Cross-linking of CD59 and of other glycosyl phosphatidylinositol-anchored molecules on neutrophils triggers cell activation via tyrosine kinase.

Many membrane proteins are attached via a glycosyl phosphatidylinositol (GPI) anchor. Proteins anchored in this way make no direct contact with the interior of the cell, therefore a role in signaling or activation would seem unlikely. Nevertheless, cross-linking of GPI-anchored proteins on human and murine T lymphocytes has been shown to cause calcium transients and cell activation. Our studies address the non-lethal events caused by the membrane attack complex of complement, which include release of Ca2+ from intracellular stores, and have suggested that the GPI-anchored complement inhibitor CD59 may be involved in signaling these events.

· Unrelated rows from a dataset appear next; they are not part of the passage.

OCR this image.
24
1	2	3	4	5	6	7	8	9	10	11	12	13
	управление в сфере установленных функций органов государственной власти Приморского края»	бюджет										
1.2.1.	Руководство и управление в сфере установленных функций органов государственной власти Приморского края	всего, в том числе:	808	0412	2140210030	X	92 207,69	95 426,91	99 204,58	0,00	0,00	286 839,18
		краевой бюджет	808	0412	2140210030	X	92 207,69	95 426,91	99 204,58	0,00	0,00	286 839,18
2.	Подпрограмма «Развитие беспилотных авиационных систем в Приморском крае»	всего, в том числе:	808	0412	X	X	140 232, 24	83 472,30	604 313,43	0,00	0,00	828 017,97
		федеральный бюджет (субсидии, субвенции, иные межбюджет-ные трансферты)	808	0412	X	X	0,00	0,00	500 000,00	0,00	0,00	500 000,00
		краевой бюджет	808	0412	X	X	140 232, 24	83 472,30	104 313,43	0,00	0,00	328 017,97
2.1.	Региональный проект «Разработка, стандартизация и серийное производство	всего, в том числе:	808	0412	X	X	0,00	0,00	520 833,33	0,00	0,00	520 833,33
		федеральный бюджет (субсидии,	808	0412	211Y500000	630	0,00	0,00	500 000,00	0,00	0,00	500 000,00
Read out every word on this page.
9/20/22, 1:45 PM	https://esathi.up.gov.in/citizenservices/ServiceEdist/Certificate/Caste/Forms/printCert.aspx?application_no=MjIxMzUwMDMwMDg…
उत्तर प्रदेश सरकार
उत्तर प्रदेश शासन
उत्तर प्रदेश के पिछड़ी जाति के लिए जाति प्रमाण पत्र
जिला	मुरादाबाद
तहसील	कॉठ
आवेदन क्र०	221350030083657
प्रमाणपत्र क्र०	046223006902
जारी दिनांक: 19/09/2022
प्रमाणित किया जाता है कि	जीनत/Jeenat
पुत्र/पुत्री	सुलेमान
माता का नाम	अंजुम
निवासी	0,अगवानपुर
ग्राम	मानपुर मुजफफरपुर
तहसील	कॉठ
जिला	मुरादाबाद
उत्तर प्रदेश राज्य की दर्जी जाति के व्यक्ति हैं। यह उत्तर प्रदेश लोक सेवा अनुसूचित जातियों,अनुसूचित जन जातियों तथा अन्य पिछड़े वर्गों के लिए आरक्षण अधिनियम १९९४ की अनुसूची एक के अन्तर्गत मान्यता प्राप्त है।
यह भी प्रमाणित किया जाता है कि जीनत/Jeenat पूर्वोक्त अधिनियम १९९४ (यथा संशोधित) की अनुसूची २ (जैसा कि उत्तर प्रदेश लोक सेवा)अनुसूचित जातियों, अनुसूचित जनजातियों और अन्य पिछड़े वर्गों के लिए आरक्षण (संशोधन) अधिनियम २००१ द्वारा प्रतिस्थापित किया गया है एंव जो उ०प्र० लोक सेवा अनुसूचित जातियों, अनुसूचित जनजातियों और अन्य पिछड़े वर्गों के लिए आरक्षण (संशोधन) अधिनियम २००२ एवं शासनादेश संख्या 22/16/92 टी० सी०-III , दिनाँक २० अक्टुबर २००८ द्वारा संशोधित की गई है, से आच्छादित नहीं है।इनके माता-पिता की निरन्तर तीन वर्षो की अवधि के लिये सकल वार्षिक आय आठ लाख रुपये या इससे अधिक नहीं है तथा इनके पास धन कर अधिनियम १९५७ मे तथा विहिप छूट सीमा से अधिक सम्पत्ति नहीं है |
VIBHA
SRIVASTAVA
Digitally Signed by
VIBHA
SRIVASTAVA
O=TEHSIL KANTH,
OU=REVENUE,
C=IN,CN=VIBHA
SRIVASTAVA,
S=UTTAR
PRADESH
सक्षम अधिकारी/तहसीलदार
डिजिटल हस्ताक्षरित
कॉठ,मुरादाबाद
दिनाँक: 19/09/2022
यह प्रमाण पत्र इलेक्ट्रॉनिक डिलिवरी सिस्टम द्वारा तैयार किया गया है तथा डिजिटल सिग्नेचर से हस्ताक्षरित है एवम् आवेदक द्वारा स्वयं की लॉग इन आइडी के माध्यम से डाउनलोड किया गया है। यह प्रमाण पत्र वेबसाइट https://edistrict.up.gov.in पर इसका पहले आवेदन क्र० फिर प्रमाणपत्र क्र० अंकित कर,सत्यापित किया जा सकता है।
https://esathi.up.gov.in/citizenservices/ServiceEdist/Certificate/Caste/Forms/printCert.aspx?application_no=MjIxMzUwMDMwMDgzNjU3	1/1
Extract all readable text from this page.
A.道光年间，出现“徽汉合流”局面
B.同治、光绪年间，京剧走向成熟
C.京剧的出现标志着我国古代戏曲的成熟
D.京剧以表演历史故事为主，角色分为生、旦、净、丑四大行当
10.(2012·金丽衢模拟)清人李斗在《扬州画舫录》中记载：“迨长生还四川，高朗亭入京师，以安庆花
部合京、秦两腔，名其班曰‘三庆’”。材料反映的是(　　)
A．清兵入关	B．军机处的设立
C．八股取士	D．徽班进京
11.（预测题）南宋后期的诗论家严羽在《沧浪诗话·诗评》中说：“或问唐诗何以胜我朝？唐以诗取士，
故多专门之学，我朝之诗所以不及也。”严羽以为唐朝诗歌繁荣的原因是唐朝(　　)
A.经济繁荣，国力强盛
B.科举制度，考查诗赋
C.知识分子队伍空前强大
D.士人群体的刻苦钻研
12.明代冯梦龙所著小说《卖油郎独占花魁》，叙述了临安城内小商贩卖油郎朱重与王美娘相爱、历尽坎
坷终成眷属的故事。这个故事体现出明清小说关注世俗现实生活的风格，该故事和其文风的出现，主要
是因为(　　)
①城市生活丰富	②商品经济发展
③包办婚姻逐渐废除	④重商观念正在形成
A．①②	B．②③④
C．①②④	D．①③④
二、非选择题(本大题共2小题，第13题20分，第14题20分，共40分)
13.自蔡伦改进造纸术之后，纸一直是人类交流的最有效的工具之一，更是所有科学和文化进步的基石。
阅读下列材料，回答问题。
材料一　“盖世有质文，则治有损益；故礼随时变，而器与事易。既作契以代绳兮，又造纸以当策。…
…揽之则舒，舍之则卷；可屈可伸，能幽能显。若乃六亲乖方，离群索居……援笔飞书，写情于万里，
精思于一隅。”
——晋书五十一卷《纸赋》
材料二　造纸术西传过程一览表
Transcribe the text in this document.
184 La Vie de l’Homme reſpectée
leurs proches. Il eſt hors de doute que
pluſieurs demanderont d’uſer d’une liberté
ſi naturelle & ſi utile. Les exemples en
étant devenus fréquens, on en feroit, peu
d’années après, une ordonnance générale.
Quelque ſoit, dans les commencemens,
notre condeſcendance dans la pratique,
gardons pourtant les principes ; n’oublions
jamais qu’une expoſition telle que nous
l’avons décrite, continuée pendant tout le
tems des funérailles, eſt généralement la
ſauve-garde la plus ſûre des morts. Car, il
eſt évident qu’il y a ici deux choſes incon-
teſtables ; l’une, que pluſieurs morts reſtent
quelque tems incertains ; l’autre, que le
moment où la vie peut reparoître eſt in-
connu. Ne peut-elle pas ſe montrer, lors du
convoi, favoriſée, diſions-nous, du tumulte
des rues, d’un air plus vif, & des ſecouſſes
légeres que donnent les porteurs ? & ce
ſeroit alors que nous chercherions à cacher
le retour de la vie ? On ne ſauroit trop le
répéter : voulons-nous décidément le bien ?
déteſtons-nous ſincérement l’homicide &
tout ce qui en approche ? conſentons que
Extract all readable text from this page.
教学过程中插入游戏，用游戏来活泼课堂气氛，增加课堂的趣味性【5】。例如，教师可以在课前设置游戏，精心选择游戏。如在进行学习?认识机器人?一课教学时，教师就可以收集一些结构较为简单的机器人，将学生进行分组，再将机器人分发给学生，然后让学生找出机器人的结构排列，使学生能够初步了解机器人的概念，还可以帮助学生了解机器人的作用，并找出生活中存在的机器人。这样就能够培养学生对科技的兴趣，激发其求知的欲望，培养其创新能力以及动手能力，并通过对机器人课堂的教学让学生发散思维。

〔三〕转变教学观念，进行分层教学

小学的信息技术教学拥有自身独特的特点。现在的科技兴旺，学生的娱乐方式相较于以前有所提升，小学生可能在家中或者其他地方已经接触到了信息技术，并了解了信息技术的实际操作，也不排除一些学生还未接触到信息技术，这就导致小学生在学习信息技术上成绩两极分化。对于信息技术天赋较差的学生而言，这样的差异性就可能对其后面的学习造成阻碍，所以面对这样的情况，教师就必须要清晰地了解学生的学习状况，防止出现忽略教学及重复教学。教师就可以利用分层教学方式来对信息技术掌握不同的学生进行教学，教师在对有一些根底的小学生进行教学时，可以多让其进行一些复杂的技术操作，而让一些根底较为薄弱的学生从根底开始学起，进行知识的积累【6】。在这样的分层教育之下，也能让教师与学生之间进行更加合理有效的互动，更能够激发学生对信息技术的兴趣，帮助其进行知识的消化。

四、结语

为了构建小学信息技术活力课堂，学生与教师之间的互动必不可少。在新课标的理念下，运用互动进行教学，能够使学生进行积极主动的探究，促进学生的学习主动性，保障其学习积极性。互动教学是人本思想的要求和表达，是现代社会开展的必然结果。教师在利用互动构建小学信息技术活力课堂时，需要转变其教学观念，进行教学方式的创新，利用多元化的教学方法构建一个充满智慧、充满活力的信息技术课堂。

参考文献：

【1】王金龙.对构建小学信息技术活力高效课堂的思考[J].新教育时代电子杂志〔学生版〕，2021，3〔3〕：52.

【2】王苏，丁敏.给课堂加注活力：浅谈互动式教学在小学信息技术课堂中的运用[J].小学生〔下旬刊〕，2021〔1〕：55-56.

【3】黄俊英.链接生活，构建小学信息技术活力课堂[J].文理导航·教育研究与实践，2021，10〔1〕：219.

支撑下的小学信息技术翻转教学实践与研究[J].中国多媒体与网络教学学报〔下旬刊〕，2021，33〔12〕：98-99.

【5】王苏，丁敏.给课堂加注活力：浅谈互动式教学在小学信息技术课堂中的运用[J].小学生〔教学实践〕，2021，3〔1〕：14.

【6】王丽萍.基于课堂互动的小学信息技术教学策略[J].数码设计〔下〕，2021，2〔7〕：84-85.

We here report that cross-linking of CD59 on human neutrophils using specific monoclonal antibody and second antibody caused a rapid increase in intracellular free Ca2+ concentration (Ca2+ transient) due to release of Ca2+ from stores and also caused neutrophil oxidase activation. All antibodies against CD59 tested were effective and cross-linking of any other GPI-anchored protein expressed on neutrophils also initiated an increase in intracellular free Ca2+ concentration, whereas cross-linking of transmembrane proteins caused little or no response. A tyrosine kinase-dependent activation pathway was indicated by the demonstration of tyrosine phosphorylation on cross-linking and by blocking of the Ca2+ transient with the tyrosine kinase inhibitor herbimycin.